Iraqi troops dislodge ISIL from 70 percent of the city, a stronghold of the armed group, with French artillery support.
Iraqi Prime Minister Haider al-Abadi has declared victory over the Islamic State of Iraq and the Levant (ISIL, also known as ISIS) armed group in the northern city of Tal Afar and the entire province of Nineveh.
US-backed Iraqi forces launched an offensive against ISIL fighters, who had been holding Tal Afar for three years, on August 20.
“Tal Afar has been liberated,” Abadi said in a statement on Thursday, congratulating the Iraqi security forces.
“We say to the Islamic State fighters: wherever you are, we are coming for you and you have no choice but to surrender or die.”
Al Jazeera’s Osama Bin Javaid, reporting from the northern Iraqi city of Erbil, said the loss of Tal Afar and the northern province is a big blow to ISIL.
“The loss of Nineveh province is crucial because this is where ISIL declared its caliphate,” Bin Javaid said.
“This province was also the engine of the ISIL economy. It is where they used to smuggle oil to other areas. It is also where they used to generate big revenues in terms of taxes,” he added.
Iraqi forces had been waiting to clear the small town of al-‘Ayadiya, 11km northwest of Tal Afar, before declaring complete victory in the offensive. ISIL fighters had retreated to the town and put up heavy resistance.
The city is located some 70km west of Mosul and about 150km east of the Syrian border, sitting along a major road that was a key ISIL supply route. It had a population of about 200,000 before ISIL captured it in 2014.
Last week, the Iraqi army said it believes some 10,000 civilians remain inside the city, adding that it had secured safe corridors for them.
Officials with the US-led coalition said the recapture of Tal Afar would spell the end of ISIL in northern Iraq.
Yet, they cautioned that victory over ISIL cannot be declared unless “ISIL is pushed out of every pocket it holds” in the country, including in their stronghold of Hawija, a town in Kirkuk province around 300km north of Baghdad that is expected to be new the new frontline against the group, and in the vast Anbar desert in the south near the border with Syria and Saudi Arabia.

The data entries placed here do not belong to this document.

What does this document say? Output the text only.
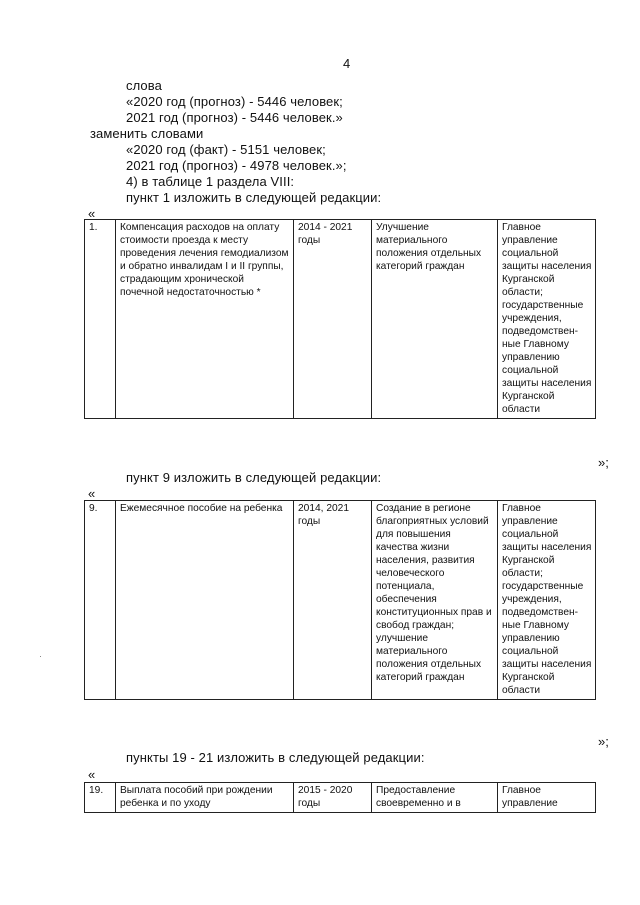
4
слова
«2020 год (прогноз) - 5446 человек;
2021 год (прогноз) - 5446 человек.»
заменить словами
«2020 год (факт) - 5151 человек;
2021 год (прогноз) - 4978 человек.»;
4) в таблице 1 раздела VIII:
пункт 1 изложить в следующей редакции:
«
1.	Компенсация расходов на оплату стоимости проезда к месту проведения лечения гемодиализом и обратно инвалидам I и II группы, страдающим хронической почечной недостаточностью *	2014 - 2021 годы	Улучшение материального положения отдельных категорий граждан	Главное управление социальной защиты населения Курганской области; государственные учреждения, подведомствен-ные Главному управлению социальной защиты населения Курганской области
»;
пункт 9 изложить в следующей редакции:
«
9.	Ежемесячное пособие на ребенка	2014, 2021 годы	Создание в регионе благоприятных условий для повышения качества жизни населения, развития человеческого потенциала, обеспечения конституционных прав и свобод граждан; улучшение материального положения отдельных категорий граждан	Главное управление социальной защиты населения Курганской области; государственные учреждения, подведомствен-ные Главному управлению социальной защиты населения Курганской области
»;
пункты 19 - 21 изложить в следующей редакции:
«
19.	Выплата пособий при рождении ребенка и по уходу	2015 - 2020 годы	Предоставление своевременно и в	Главное управление
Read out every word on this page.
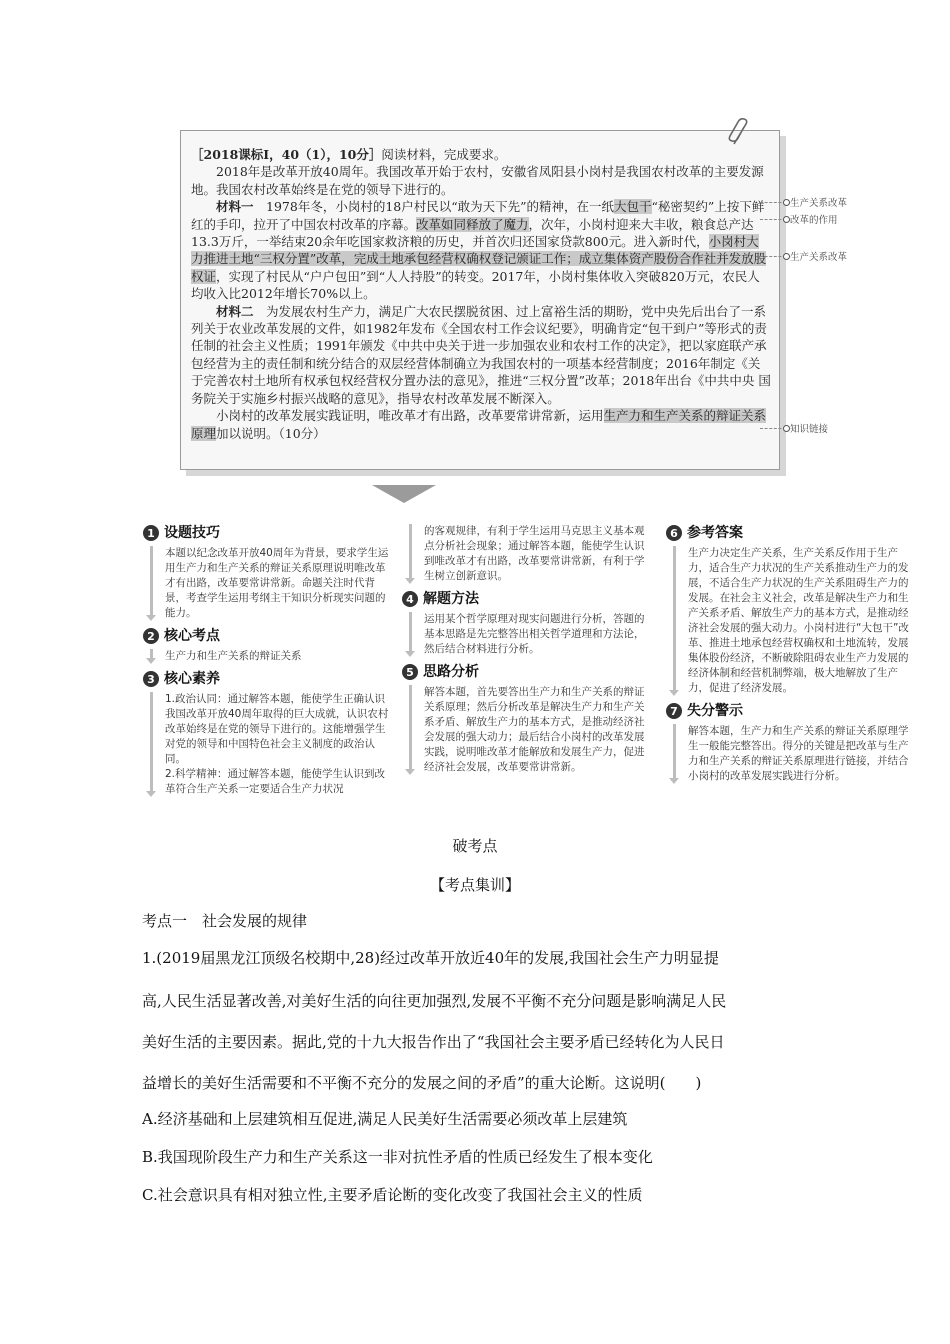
［2018课标Ⅰ，40（1），10分］阅读材料，完成要求。

2018年是改革开放40周年。我国改革开始于农村，安徽省凤阳县小岗村是我国农村改革的主要发源地。我国农村改革始终是在党的领导下进行的。

材料一　 1978年冬，小岗村的18户村民以“敢为天下先”的精神，在一纸大包干“秘密契约”上按下鲜红的手印，拉开了中国农村改革的序幕。改革如同释放了魔力，次年，小岗村迎来大丰收，粮食总产达13.3万斤，一举结束20余年吃国家救济粮的历史，并首次归还国家贷款800元。进入新时代，小岗村大力推进土地“三权分置”改革，完成土地承包经营权确权登记颁证工作；成立集体资产股份合作社并发放股权证，实现了村民从“户户包田”到“人人持股”的转变。2017年，小岗村集体收入突破820万元，农民人均收入比2012年增长70%以上。

材料二　 为发展农村生产力，满足广大农民摆脱贫困、过上富裕生活的期盼，党中央先后出台了一系列关于农业改革发展的文件，如1982年发布《全国农村工作会议纪要》，明确肯定“包干到户”等形式的责任制的社会主义性质；1991年颁发《中共中央关于进一步加强农业和农村工作的决定》，把以家庭联产承包经营为主的责任制和统分结合的双层经营体制确立为我国农村的一项基本经营制度；2016年制定《关于完善农村土地所有权承包权经营权分置办法的意见》，推进“三权分置”改革；2018年出台《中共中央 国务院关于实施乡村振兴战略的意见》，指导农村改革发展不断深入。

小岗村的改革发展实践证明，唯改革才有出路，改革要常讲常新，运用生产力和生产关系的辩证关系原理加以说明。（10分）

生产关系改革
改革的作用
生产关系改革
知识链接
1 设题技巧

本题以纪念改革开放40周年为背景，要求学生运用生产力和生产关系的辩证关系原理说明唯改革才有出路，改革要常讲常新。命题关注时代背景，考查学生运用考纲主干知识分析现实问题的能力。

2 核心考点

生产力和生产关系的辩证关系

3 核心素养

1.政治认同：通过解答本题，能使学生正确认识我国改革开放40周年取得的巨大成就，认识农村改革始终是在党的领导下进行的。这能增强学生对党的领导和中国特色社会主义制度的政治认同。

2.科学精神：通过解答本题，能使学生认识到改革符合生产关系一定要适合生产力状况

的客观规律，有利于学生运用马克思主义基本观点分析社会现象；通过解答本题，能使学生认识到唯改革才有出路，改革要常讲常新，有利于学生树立创新意识。

4 解题方法

运用某个哲学原理对现实问题进行分析，答题的基本思路是先完整答出相关哲学道理和方法论，然后结合材料进行分析。

5 思路分析

解答本题，首先要答出生产力和生产关系的辩证关系原理；然后分析改革是解决生产力和生产关系矛盾、解放生产力的基本方式，是推动经济社会发展的强大动力；最后结合小岗村的改革发展实践，说明唯改革才能解放和发展生产力，促进经济社会发展，改革要常讲常新。

6 参考答案

生产力决定生产关系，生产关系反作用于生产力，适合生产力状况的生产关系推动生产力的发展，不适合生产力状况的生产关系阻碍生产力的发展。在社会主义社会，改革是解决生产力和生产关系矛盾、解放生产力的基本方式，是推动经济社会发展的强大动力。小岗村进行“大包干”改革、推进土地承包经营权确权和土地流转，发展集体股份经济，不断破除阻碍农业生产力发展的经济体制和经营机制弊端，极大地解放了生产力，促进了经济发展。

7 失分警示

解答本题，生产力和生产关系的辩证关系原理学生一般能完整答出。得分的关键是把改革与生产力和生产关系的辩证关系原理进行链接，并结合小岗村的改革发展实践进行分析。

破考点
【考点集训】
考点一　社会发展的规律
1.(2019届黑龙江顶级名校期中,28)经过改革开放近40年的发展,我国社会生产力明显提
高,人民生活显著改善,对美好生活的向往更加强烈,发展不平衡不充分问题是影响满足人民
美好生活的主要因素。据此,党的十九大报告作出了“我国社会主要矛盾已经转化为人民日
益增长的美好生活需要和不平衡不充分的发展之间的矛盾”的重大论断。这说明(　　)
A.经济基础和上层建筑相互促进,满足人民美好生活需要必须改革上层建筑
B.我国现阶段生产力和生产关系这一非对抗性矛盾的性质已经发生了根本变化
C.社会意识具有相对独立性,主要矛盾论断的变化改变了我国社会主义的性质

“There is going to be a very difficult battle ahead for the Iraqi forces because they are now moving away from urban areas and going to areas where ISIL can easily camouflage itself,” Bin Javaid said.
Dlawer Ala-Aldeen, president of the Middle East Research Institute, described the retaking of Tal Afar as “a big milestone to celebrate”, but added that it was “by no means the end”.
“It’s actually the beginning of the bigger political and administrative issues that will follow,” he told Al Jazeera from Britain’s capital, London.
“When you get rid of the last stronghold you pay the way for reconstruction, reconciliation and all the process of recovery, as well as people getting to their houses,” Ala-Aldeen added.
“But actually that is it, because the next is the biggest challenge: providing security and services and dealing with the many armed groups.
“And, of course, there is the big challenge of Hawija – by no means the fighters in Mosul would have disappeared altogether because ISIL in Hawija and the Kirkuk area are actually more prominent, more visible and provoking greater excursions and reactions.”